PROJEKT A ︎︎︎ HAPEX LEGOMENON 

 
A series with properties of arranged photography, shows the world in a descriptive manners. All does justice to what is shown. Size, orderly composition and the natural point of view. It is what it is with the faithful observer being on the go. The viewer might soon realizes that his first conclusion is not right.
Instead of getting a hold on the world, holding onto to a piece of the world and saving it, the world is stolen from him/her.















C-Print
(594 x 841 mm)
Each print £1000
edition of 3




This newly introduces series has all the properties of arranged photography, as the images show the world in a descriptive manner. Everything does justice to what is observed: the size, the orderly composition and the natural point of view. It is what it is. It’s a clear photograph, without make-up or frills. It gives the impression of that the faithful observer is on the go but it just seems this way.

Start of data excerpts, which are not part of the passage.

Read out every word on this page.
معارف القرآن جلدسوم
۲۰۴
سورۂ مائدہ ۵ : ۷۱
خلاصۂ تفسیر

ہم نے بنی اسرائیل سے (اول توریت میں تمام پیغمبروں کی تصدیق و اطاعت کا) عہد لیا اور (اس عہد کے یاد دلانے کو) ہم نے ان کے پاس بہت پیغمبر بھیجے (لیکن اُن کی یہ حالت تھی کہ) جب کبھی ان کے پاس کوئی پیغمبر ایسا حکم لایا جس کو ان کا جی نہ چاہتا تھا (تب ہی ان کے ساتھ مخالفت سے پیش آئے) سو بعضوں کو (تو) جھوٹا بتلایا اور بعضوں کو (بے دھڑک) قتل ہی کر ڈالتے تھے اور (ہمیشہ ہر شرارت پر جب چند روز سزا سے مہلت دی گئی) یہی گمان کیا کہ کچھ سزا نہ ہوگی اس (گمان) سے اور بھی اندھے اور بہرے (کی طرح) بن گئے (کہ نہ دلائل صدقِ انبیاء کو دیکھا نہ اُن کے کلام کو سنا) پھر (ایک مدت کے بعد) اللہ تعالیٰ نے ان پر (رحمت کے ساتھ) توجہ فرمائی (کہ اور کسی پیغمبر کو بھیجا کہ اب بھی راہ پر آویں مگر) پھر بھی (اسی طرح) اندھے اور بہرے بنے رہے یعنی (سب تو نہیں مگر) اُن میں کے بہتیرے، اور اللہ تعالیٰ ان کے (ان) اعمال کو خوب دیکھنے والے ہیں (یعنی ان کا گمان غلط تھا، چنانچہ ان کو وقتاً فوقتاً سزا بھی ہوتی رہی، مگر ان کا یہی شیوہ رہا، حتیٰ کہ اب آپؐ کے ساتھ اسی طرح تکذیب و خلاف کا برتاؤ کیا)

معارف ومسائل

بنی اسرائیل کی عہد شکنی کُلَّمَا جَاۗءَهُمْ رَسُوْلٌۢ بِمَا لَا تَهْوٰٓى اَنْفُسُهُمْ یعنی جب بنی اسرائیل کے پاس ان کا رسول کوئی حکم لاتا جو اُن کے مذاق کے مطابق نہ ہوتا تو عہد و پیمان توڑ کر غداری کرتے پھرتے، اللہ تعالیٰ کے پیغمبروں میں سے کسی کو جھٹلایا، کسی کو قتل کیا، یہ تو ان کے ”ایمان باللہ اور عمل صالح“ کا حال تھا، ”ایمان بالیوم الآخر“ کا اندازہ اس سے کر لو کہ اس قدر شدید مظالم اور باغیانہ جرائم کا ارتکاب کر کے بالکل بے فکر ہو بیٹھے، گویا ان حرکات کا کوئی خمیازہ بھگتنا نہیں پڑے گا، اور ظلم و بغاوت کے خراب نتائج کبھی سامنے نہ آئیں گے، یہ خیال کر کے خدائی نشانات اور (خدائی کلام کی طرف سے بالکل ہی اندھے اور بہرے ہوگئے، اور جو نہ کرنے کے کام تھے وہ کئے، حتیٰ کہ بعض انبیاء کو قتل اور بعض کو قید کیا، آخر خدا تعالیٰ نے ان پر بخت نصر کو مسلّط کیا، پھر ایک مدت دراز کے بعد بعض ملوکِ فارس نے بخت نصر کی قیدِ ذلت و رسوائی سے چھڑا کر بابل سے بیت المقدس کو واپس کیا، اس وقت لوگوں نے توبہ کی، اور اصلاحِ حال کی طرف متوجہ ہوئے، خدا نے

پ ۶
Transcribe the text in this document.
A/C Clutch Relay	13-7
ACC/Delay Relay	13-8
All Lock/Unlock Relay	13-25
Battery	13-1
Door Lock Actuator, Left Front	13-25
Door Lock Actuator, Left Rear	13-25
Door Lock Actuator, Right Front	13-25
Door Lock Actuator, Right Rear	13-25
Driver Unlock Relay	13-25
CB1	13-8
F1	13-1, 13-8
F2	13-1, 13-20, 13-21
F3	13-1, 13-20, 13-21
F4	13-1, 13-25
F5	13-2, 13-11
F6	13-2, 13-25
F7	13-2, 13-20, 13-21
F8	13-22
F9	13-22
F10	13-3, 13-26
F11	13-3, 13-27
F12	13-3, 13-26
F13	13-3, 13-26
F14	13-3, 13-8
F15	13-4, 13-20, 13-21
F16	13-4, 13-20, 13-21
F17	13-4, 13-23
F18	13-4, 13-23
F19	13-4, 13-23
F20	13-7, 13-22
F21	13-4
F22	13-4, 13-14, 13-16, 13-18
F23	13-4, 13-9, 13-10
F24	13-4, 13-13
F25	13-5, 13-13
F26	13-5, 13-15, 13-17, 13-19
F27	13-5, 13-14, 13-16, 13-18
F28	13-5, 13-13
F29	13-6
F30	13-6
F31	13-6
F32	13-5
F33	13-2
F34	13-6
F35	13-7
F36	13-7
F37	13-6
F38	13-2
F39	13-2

The viewer might soon realizes that his first conclusion is not right. Instead of getting a hold on the world, holding onto to a piece of the world and saving it. The world is stolen from us.
The inconsistency of the chosen subjects contradicts any desire to document it. Some Photographs are about the existing space, sometimes untouched, or taken up by objects, Other images may not depict a panoramic view and show shapes and lines of importance to the artist.

In several images we see unspecified objects or collection of objects – but just when we think we have found a link, the relation of something alienated creates an absence. In fact, everything is an exception. Something eludes us. Something is missing. This is what it is about: that which escapes us, not by coincidence but essentially. The viewer feels that ‘something’ links these images, but we do not know what. It is not about what I describe, but about what is not there, something which cannot be shown in any other way then as elusive.

There is this remarkable characteristic to avoided any specific narrative structure. What makes them strange is that we do not have the urge to wonder what precedes this moment and what follows it. They are cut off from the before and after. It’s a one off.
This is a paradox: it only exists as a border. The now is the only moment in time that really exists. We remember the past; we foresee the future. These are mental operations. The only real is the “hic et nuc”; (from the Latin) - the imperative motto for the satisfaction of desire: “I need it, here and now”

The now is ungraspable when it appears, it disappears. It was not there a minute ago. Then it is no longer there. The now consists of a division between the expansive times on either side. Its nothing more then a micro minute of a border. It is almost nothing and yet complete in itself. It can only be experienced as non-existent, as its captured and taken.

The border moment of time refers back to space. Just like time is reduced to less than a moment, what ‘is’ in the world becomes less than a dot. This is when the wonder occurs. It is as if the world holds its breath for a split second. By freeing the world of linear time, it becomes the threshold; it becomes ‘elsewhere’. Meeting then means that extremely rare, always once-only moment when a detail allows the world to present itself in its full dimension. This is why my work is not recording photography. The better way to describe it is as ‘encountering photography’

Seeking out this one-off moment is impossible. At most, it happens to us. We bump into it unexpectedly, like a gift. It’s like a hapax legomenon. This linguistic concept refers to a world that is only found once in a continues text. The world which we are used to experiencing, forms a king of continues text in space and time. There, this one – off experience occurs, suddenly and unpredictably. For one brief moment, the world speaks to us. In this sense each image of mine is a hapax legomenon. The choice of subject is definitely not arbitrary – on the contrary. The interruption of the world is an exceptional event.